Israel's foreign ministry said it had been closely monitoring the 21-metre-long "Free Gaza" and 18-metre-long "Liberty" boats after they left the Cypriot port of Larnaca.
Aviv Sharon, an Israeli foreign ministry spokesman, earlier said: "They want provocation at sea, but they won't get it.
"We know who the passengers are and what they are bringing with them, and so we have no problem letting them through."
Sharon had said earlier in the day that "all options" were being considered to prevent the ships from entering embargoed waters.
Angela Godfrey-Goldstein, a Jerusalem-based spokeswoman for the Free Gaza Movement which organised the event, said the boats' communications systems had been attacked by "electronic piracy" earlier in the day.
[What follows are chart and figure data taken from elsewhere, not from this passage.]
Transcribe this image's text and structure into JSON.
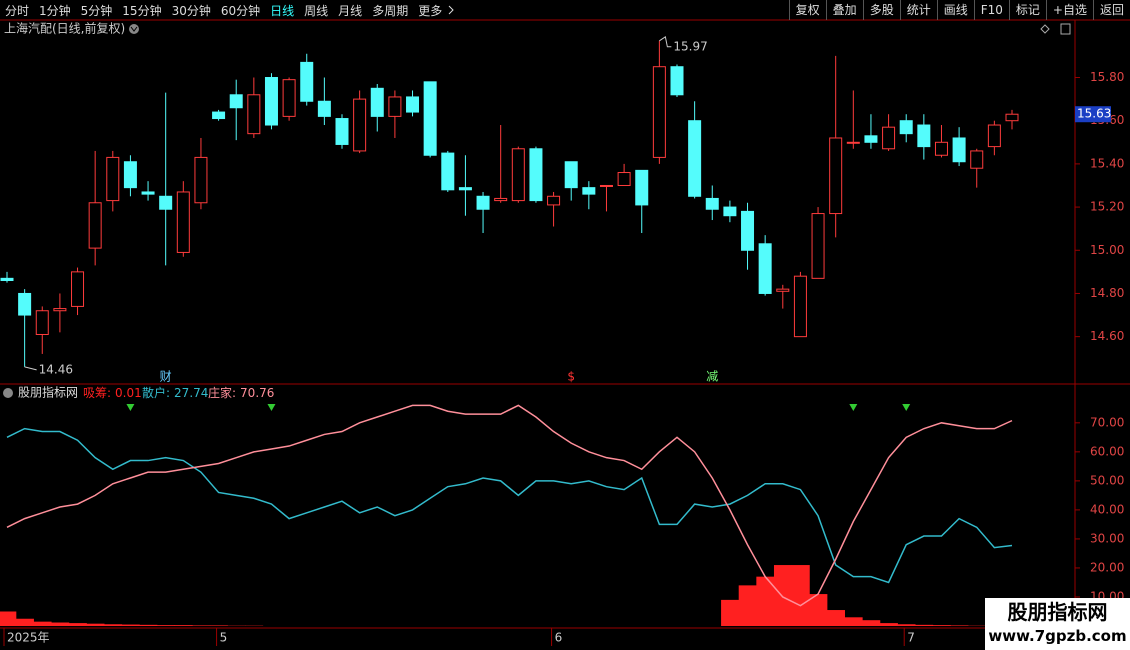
{
  "toolbar": {
    "left": [
      "分时",
      "1分钟",
      "5分钟",
      "15分钟",
      "30分钟",
      "60分钟",
      "日线",
      "周线",
      "月线",
      "多周期",
      "更多"
    ],
    "active_index": 6,
    "right": [
      "复权",
      "叠加",
      "多股",
      "统计",
      "画线",
      "F10",
      "标记",
      "+自选",
      "返回"
    ]
  },
  "chart_data": [
    {
      "type": "candlestick",
      "title": "上海汽配(日线,前复权)",
      "up_color": "#ff3c3c",
      "down_color": "#54fcfc",
      "ylim": [
        14.39,
        16.02
      ],
      "yticks": [
        {
          "value": 14.6,
          "label": "14.60"
        },
        {
          "value": 14.8,
          "label": "14.80"
        },
        {
          "value": 15.0,
          "label": "15.00"
        },
        {
          "value": 15.2,
          "label": "15.20"
        },
        {
          "value": 15.4,
          "label": "15.40"
        },
        {
          "value": 15.6,
          "label": "15.60"
        },
        {
          "value": 15.8,
          "label": "15.80"
        }
      ],
      "open": [
        14.87,
        14.8,
        14.61,
        14.72,
        14.74,
        15.01,
        15.23,
        15.41,
        15.27,
        15.25,
        14.99,
        15.22,
        15.64,
        15.72,
        15.54,
        15.8,
        15.62,
        15.87,
        15.69,
        15.61,
        15.46,
        15.75,
        15.62,
        15.71,
        15.78,
        15.45,
        15.29,
        15.25,
        15.23,
        15.23,
        15.47,
        15.21,
        15.41,
        15.29,
        15.3,
        15.3,
        15.37,
        15.43,
        15.85,
        15.6,
        15.24,
        15.2,
        15.18,
        15.03,
        14.81,
        14.6,
        14.87,
        15.17,
        15.5,
        15.53,
        15.47,
        15.6,
        15.58,
        15.44,
        15.52,
        15.38,
        15.48,
        15.6
      ],
      "high": [
        14.9,
        14.82,
        14.74,
        14.8,
        14.92,
        15.46,
        15.46,
        15.44,
        15.32,
        15.73,
        15.32,
        15.52,
        15.65,
        15.79,
        15.8,
        15.82,
        15.8,
        15.91,
        15.8,
        15.63,
        15.74,
        15.77,
        15.74,
        15.74,
        15.78,
        15.46,
        15.44,
        15.27,
        15.58,
        15.48,
        15.48,
        15.27,
        15.41,
        15.32,
        15.3,
        15.4,
        15.37,
        15.97,
        15.86,
        15.69,
        15.3,
        15.23,
        15.22,
        15.07,
        14.84,
        14.9,
        15.2,
        15.9,
        15.74,
        15.63,
        15.63,
        15.63,
        15.63,
        15.58,
        15.57,
        15.47,
        15.6,
        15.65
      ],
      "low": [
        14.85,
        14.46,
        14.52,
        14.62,
        14.7,
        14.93,
        15.18,
        15.25,
        15.23,
        14.93,
        14.97,
        15.19,
        15.6,
        15.51,
        15.52,
        15.56,
        15.6,
        15.67,
        15.58,
        15.47,
        15.45,
        15.55,
        15.52,
        15.62,
        15.43,
        15.27,
        15.16,
        15.08,
        15.22,
        15.22,
        15.22,
        15.11,
        15.23,
        15.19,
        15.18,
        15.3,
        15.08,
        15.4,
        15.71,
        15.24,
        15.14,
        15.13,
        14.91,
        14.79,
        14.73,
        14.6,
        14.87,
        15.06,
        15.47,
        15.47,
        15.46,
        15.5,
        15.42,
        15.43,
        15.39,
        15.29,
        15.44,
        15.56
      ],
      "close": [
        14.86,
        14.7,
        14.72,
        14.73,
        14.9,
        15.22,
        15.43,
        15.29,
        15.26,
        15.19,
        15.27,
        15.43,
        15.61,
        15.66,
        15.72,
        15.58,
        15.79,
        15.69,
        15.62,
        15.49,
        15.7,
        15.62,
        15.71,
        15.64,
        15.44,
        15.28,
        15.28,
        15.19,
        15.24,
        15.47,
        15.23,
        15.25,
        15.29,
        15.26,
        15.3,
        15.36,
        15.21,
        15.85,
        15.72,
        15.25,
        15.19,
        15.16,
        15.0,
        14.8,
        14.82,
        14.88,
        15.17,
        15.52,
        15.5,
        15.5,
        15.57,
        15.54,
        15.48,
        15.5,
        15.41,
        15.46,
        15.58,
        15.63
      ],
      "events": [
        {
          "index": 9,
          "label": "财",
          "color": "#66ccff"
        },
        {
          "index": 32,
          "label": "$",
          "color": "#ff3333"
        },
        {
          "index": 40,
          "label": "减",
          "color": "#77ff77"
        }
      ]
    },
    {
      "type": "indicator",
      "title": "股朋指标网",
      "categories": [
        "2025年",
        null,
        null,
        null,
        null,
        null,
        null,
        null,
        null,
        null,
        null,
        null,
        "5",
        null,
        null,
        null,
        null,
        null,
        null,
        null,
        null,
        null,
        null,
        null,
        null,
        null,
        null,
        null,
        null,
        null,
        null,
        "6",
        null,
        null,
        null,
        null,
        null,
        null,
        null,
        null,
        null,
        null,
        null,
        null,
        null,
        null,
        null,
        null,
        null,
        null,
        null,
        "7",
        null,
        null,
        null,
        null,
        null,
        null
      ],
      "ylim": [
        0,
        82
      ],
      "yticks": [
        {
          "value": 10,
          "label": "10.00"
        },
        {
          "value": 20,
          "label": "20.00"
        },
        {
          "value": 30,
          "label": "30.00"
        },
        {
          "value": 40,
          "label": "40.00"
        },
        {
          "value": 50,
          "label": "50.00"
        },
        {
          "value": 60,
          "label": "60.00"
        },
        {
          "value": 70,
          "label": "70.00"
        }
      ],
      "signal_indices": [
        7,
        15,
        48,
        51
      ],
      "signal_color": "#33cc33",
      "series": [
        {
          "name": "吸筹:",
          "type": "bar",
          "color": "#ff2020",
          "values": [
            5,
            2.5,
            1.5,
            1.2,
            1,
            0.8,
            0.6,
            0.5,
            0.4,
            0.3,
            0.3,
            0.2,
            0.2,
            0.1,
            0.1,
            0,
            0,
            0,
            0,
            0,
            0,
            0,
            0,
            0,
            0,
            0,
            0,
            0,
            0,
            0,
            0,
            0,
            0,
            0,
            0,
            0,
            0,
            0,
            0,
            0,
            0,
            9,
            14,
            17,
            21,
            21,
            11,
            5.5,
            3,
            2,
            1,
            0.6,
            0.4,
            0.3,
            0.2,
            0.1,
            0.05,
            0.01
          ]
        },
        {
          "name": "散户:",
          "type": "line",
          "color": "#33bbcc",
          "values": [
            65,
            68,
            67,
            67,
            64,
            58,
            54,
            57,
            57,
            58,
            57,
            53,
            46,
            45,
            44,
            42,
            37,
            39,
            41,
            43,
            39,
            41,
            38,
            40,
            44,
            48,
            49,
            51,
            50,
            45,
            50,
            50,
            49,
            50,
            48,
            47,
            51,
            35,
            35,
            42,
            41,
            42,
            45,
            49,
            49,
            47,
            38,
            21,
            17,
            17,
            15,
            28,
            31,
            31,
            37,
            34,
            27,
            27.74
          ]
        },
        {
          "name": "庄家:",
          "type": "line",
          "color": "#ff8f9a",
          "values": [
            34,
            37,
            39,
            41,
            42,
            45,
            49,
            51,
            53,
            53,
            54,
            55,
            56,
            58,
            60,
            61,
            62,
            64,
            66,
            67,
            70,
            72,
            74,
            76,
            76,
            74,
            73,
            73,
            73,
            76,
            72,
            67,
            63,
            60,
            58,
            57,
            54,
            60,
            65,
            60,
            51,
            40,
            28,
            17,
            10,
            7,
            11,
            23,
            36,
            47,
            58,
            65,
            68,
            70,
            69,
            68,
            68,
            70.76
          ]
        }
      ]
    }
  ],
  "watermark": {
    "title": "股朋指标网",
    "url": "www.7gpzb.com"
  }
}
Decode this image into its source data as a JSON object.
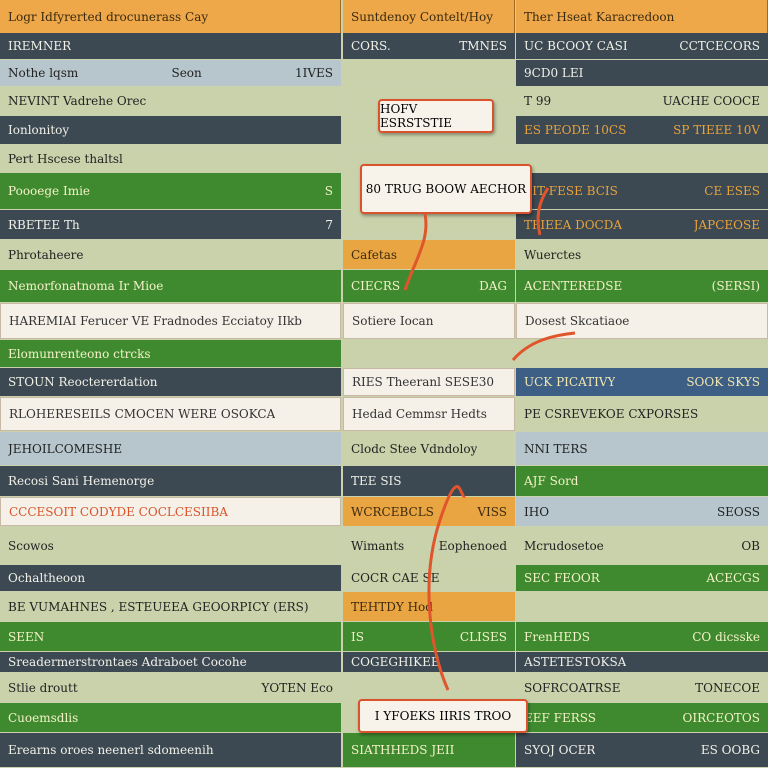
{
  "header": [
    "Logr Idfyrerted drocunerass Cay",
    "Suntdenoy Contelt/Hoy",
    "Ther Hseat Karacredoon"
  ],
  "rows": [
    {
      "left": [
        "IREMNER"
      ],
      "middle": [
        "CORS.",
        "TMNES"
      ],
      "right": [
        "UC BCOOY CASI",
        "CCTCECORS"
      ]
    },
    {
      "left": [
        "Nothe lqsm",
        "Seon",
        "1IVES"
      ],
      "middle": [],
      "right": [
        "9CD0 LEI"
      ]
    },
    {
      "left": [
        "NEVINT Vadrehe Orec"
      ],
      "middle": [],
      "right": [
        "T 99",
        "UACHE COOCE"
      ]
    },
    {
      "left": [
        "Ionlonitoy"
      ],
      "middle": [],
      "right": [
        "ES PEODE 10CS",
        "SP TIEEE 10V"
      ]
    },
    {
      "left": [
        "Pert Hscese thaltsl"
      ],
      "middle": [],
      "right": []
    },
    {
      "left": [
        "Poooege Imie",
        "S"
      ],
      "middle": [],
      "right": [
        "SIT FESE BCIS",
        "CE ESES"
      ]
    },
    {
      "left": [
        "RBETEE Th",
        "7"
      ],
      "middle": [],
      "right": [
        "TFIEEA DOCDA",
        "JAPCEOSE"
      ]
    },
    {
      "left": [
        "Phrotaheere"
      ],
      "middle": [
        "Cafetas"
      ],
      "right": [
        "Wuerctes"
      ]
    },
    {
      "left": [
        "Nemorfonatnoma Ir Mioe"
      ],
      "middle": [
        "CIECRS",
        "DAG"
      ],
      "right": [
        "ACENTEREDSE",
        "(SERSI)"
      ]
    },
    {
      "left": [
        "HAREMIAI Ferucer VE  Fradnodes Ecciatoy IIkb"
      ],
      "middle": [
        "Sotiere Iocan"
      ],
      "right": [
        "Dosest Skcatiaoe"
      ]
    },
    {
      "left": [
        "Elomunrenteono ctrcks"
      ],
      "middle": [],
      "right": []
    },
    {
      "left": [
        "STOUN Reoctererdation"
      ],
      "middle": [
        "RIES Theeranl  SESE30"
      ],
      "right": [
        "UCK PICATIVY",
        "SOOK SKYS"
      ]
    },
    {
      "left": [
        "RLOHERESEILS  CMOCEN  WERE OSOKCA"
      ],
      "middle": [
        "Hedad Cemmsr  Hedts"
      ],
      "right": [
        "PE  CSREVEKOE   CXPORSES"
      ]
    },
    {
      "left": [
        "JEHOILCOMESHE"
      ],
      "middle": [
        "Clodc Stee  Vdndoloy"
      ],
      "right": [
        "NNI TERS"
      ]
    },
    {
      "left": [
        "Recosi Sani Hemenorge"
      ],
      "middle": [
        "TEE SIS"
      ],
      "right": [
        "AJF Sord"
      ]
    },
    {
      "left": [
        "CCCESOIT CODYDE COCLCESIIBA"
      ],
      "middle": [
        "WCRCEBCLS",
        "VISS"
      ],
      "right": [
        "IHO",
        "SEOSS"
      ]
    },
    {
      "left": [
        "Scowos"
      ],
      "middle": [
        "Wimants",
        "Eophenoed"
      ],
      "right": [
        "Mcrudosetoe",
        "OB"
      ]
    },
    {
      "left": [
        "Ochaltheoon"
      ],
      "middle": [
        "COCR CAE SE"
      ],
      "right": [
        "SEC FEOOR",
        "ACECGS"
      ]
    },
    {
      "left": [
        "BE VUMAHNES , ESTEUEEA GEOORPICY (ERS)"
      ],
      "middle": [
        "TEHTDY Hod"
      ],
      "right": []
    },
    {
      "left": [
        "SEEN"
      ],
      "middle": [
        "IS",
        "CLISES"
      ],
      "right": [
        "FrenHEDS",
        "CO dicsske"
      ]
    },
    {
      "left": [
        "Sreadermerstrontaes Adraboet Cocohe"
      ],
      "middle": [
        "COGEGHIKEE"
      ],
      "right": [
        "ASTETESTOKSA"
      ]
    },
    {
      "left": [
        "Stlie droutt",
        "YOTEN Eco"
      ],
      "middle": [],
      "right": [
        "SOFRCOATRSE",
        "TONECOE"
      ]
    },
    {
      "left": [
        "Cuoemsdlis"
      ],
      "middle": [],
      "right": [
        "EEF FERSS",
        "OIRCEOTOS"
      ]
    },
    {
      "left": [
        "Erearns oroes neenerl sdomeenih"
      ],
      "middle": [
        "SIATHHEDS JEII"
      ],
      "right": [
        "SYOJ OCER",
        "ES OOBG"
      ]
    }
  ],
  "callouts": [
    "HOFV ESRSTSTIE",
    "80 TRUG BOOW AECHOR",
    "I YFOEKS  IIRIS  TROO"
  ]
}
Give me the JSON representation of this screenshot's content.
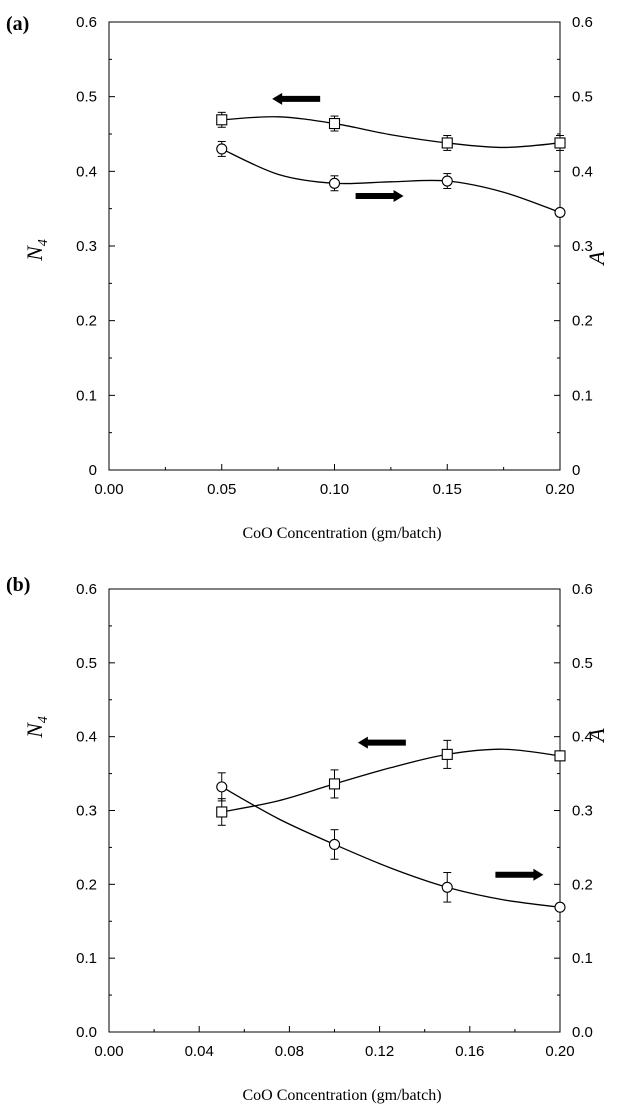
{
  "chart_data": [
    {
      "panel_label": "(a)",
      "type": "scatter",
      "xlabel": "CoO Concentration  (gm/batch)",
      "ylabel_left": "N4",
      "ylabel_right": "A",
      "xlim": [
        0.0,
        0.2
      ],
      "ylim": [
        0,
        0.6
      ],
      "x_ticks": [
        0.0,
        0.05,
        0.1,
        0.15,
        0.2
      ],
      "x_tick_labels": [
        "0.00",
        "0.05",
        "0.10",
        "0.15",
        "0.20"
      ],
      "y_ticks": [
        0,
        0.1,
        0.2,
        0.3,
        0.4,
        0.5,
        0.6
      ],
      "y_tick_labels": [
        "0",
        "0.1",
        "0.2",
        "0.3",
        "0.4",
        "0.5",
        "0.6"
      ],
      "grid": false,
      "series": [
        {
          "marker": "square",
          "axis": "left",
          "x": [
            0.05,
            0.1,
            0.15,
            0.2
          ],
          "values": [
            0.469,
            0.464,
            0.438,
            0.438
          ],
          "errors": [
            0.01,
            0.01,
            0.01,
            0.01
          ],
          "curve": [
            [
              0.05,
              0.469
            ],
            [
              0.075,
              0.473
            ],
            [
              0.1,
              0.464
            ],
            [
              0.125,
              0.449
            ],
            [
              0.15,
              0.438
            ],
            [
              0.175,
              0.432
            ],
            [
              0.2,
              0.438
            ]
          ]
        },
        {
          "marker": "circle",
          "axis": "right",
          "x": [
            0.05,
            0.1,
            0.15,
            0.2
          ],
          "values": [
            0.43,
            0.384,
            0.387,
            0.345
          ],
          "errors": [
            0.01,
            0.01,
            0.01,
            0.0
          ],
          "curve": [
            [
              0.05,
              0.43
            ],
            [
              0.075,
              0.396
            ],
            [
              0.1,
              0.384
            ],
            [
              0.125,
              0.386
            ],
            [
              0.15,
              0.387
            ],
            [
              0.175,
              0.372
            ],
            [
              0.2,
              0.345
            ]
          ]
        }
      ],
      "annotations": [
        {
          "type": "arrow",
          "direction": "left",
          "series": "square",
          "x": 0.083,
          "y": 0.497
        },
        {
          "type": "arrow",
          "direction": "right",
          "series": "circle",
          "x": 0.12,
          "y": 0.367
        }
      ]
    },
    {
      "panel_label": "(b)",
      "type": "scatter",
      "xlabel": "CoO Concentration  (gm/batch)",
      "ylabel_left": "N4",
      "ylabel_right": "A",
      "xlim": [
        0.0,
        0.2
      ],
      "ylim": [
        0.0,
        0.6
      ],
      "x_ticks": [
        0.0,
        0.04,
        0.08,
        0.12,
        0.16,
        0.2
      ],
      "x_tick_labels": [
        "0.00",
        "0.04",
        "0.08",
        "0.12",
        "0.16",
        "0.20"
      ],
      "y_ticks": [
        0,
        0.1,
        0.2,
        0.3,
        0.4,
        0.5,
        0.6
      ],
      "y_tick_labels": [
        "0.0",
        "0.1",
        "0.2",
        "0.3",
        "0.4",
        "0.5",
        "0.6"
      ],
      "grid": false,
      "series": [
        {
          "marker": "square",
          "axis": "left",
          "x": [
            0.05,
            0.1,
            0.15,
            0.2
          ],
          "values": [
            0.298,
            0.336,
            0.376,
            0.374
          ],
          "errors": [
            0.018,
            0.019,
            0.019,
            0.0
          ],
          "curve": [
            [
              0.05,
              0.298
            ],
            [
              0.075,
              0.313
            ],
            [
              0.1,
              0.336
            ],
            [
              0.125,
              0.358
            ],
            [
              0.15,
              0.376
            ],
            [
              0.175,
              0.383
            ],
            [
              0.2,
              0.374
            ]
          ]
        },
        {
          "marker": "circle",
          "axis": "right",
          "x": [
            0.05,
            0.1,
            0.15,
            0.2
          ],
          "values": [
            0.332,
            0.254,
            0.196,
            0.169
          ],
          "errors": [
            0.019,
            0.02,
            0.02,
            0.0
          ],
          "curve": [
            [
              0.05,
              0.332
            ],
            [
              0.075,
              0.289
            ],
            [
              0.1,
              0.254
            ],
            [
              0.125,
              0.222
            ],
            [
              0.15,
              0.196
            ],
            [
              0.175,
              0.179
            ],
            [
              0.2,
              0.169
            ]
          ]
        }
      ],
      "annotations": [
        {
          "type": "arrow",
          "direction": "left",
          "series": "square",
          "x": 0.121,
          "y": 0.392
        },
        {
          "type": "arrow",
          "direction": "right",
          "series": "circle",
          "x": 0.182,
          "y": 0.213
        }
      ]
    }
  ]
}
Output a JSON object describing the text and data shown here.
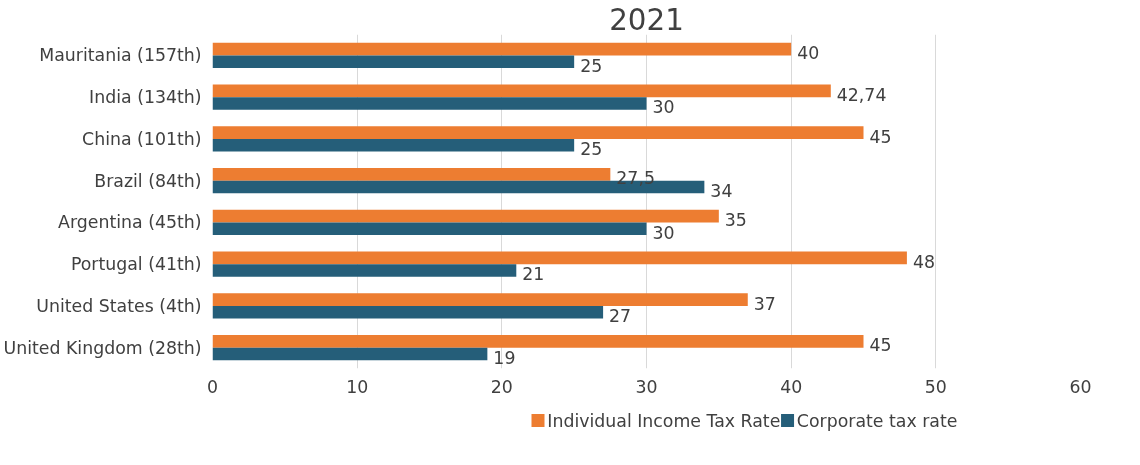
{
  "chart_data": {
    "type": "bar",
    "orientation": "horizontal",
    "title": "2021",
    "categories": [
      "Mauritania (157th)",
      "India (134th)",
      "China (101th)",
      "Brazil (84th)",
      "Argentina (45th)",
      "Portugal (41th)",
      "United States (4th)",
      "United Kingdom (28th)"
    ],
    "series": [
      {
        "name": "Individual Income Tax Rate",
        "color": "#ed7d31",
        "values": [
          40,
          42.74,
          45,
          27.5,
          35,
          48,
          37,
          45
        ],
        "value_labels": [
          "40",
          "42,74",
          "45",
          "27,5",
          "35",
          "48",
          "37",
          "45"
        ]
      },
      {
        "name": "Corporate tax rate",
        "color": "#255e79",
        "values": [
          25,
          30,
          25,
          34,
          30,
          21,
          27,
          19
        ],
        "value_labels": [
          "25",
          "30",
          "25",
          "34",
          "30",
          "21",
          "27",
          "19"
        ]
      }
    ],
    "xlim": [
      0,
      60
    ],
    "xticks": [
      0,
      10,
      20,
      30,
      40,
      50,
      60
    ],
    "grid": "x",
    "legend": "bottom"
  }
}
The activists' group was comprised of people between 22 and 81, included students, lawyers, doctors, journalists and an online poker player, organisers said.
Mostly American and British, they included Lauren Booth, the sister-in-law of Tony Blair, the former British prime minister who is now a Middle East envoy.
Many of the activists said they had received death threats before they set sail, leading some to drop out.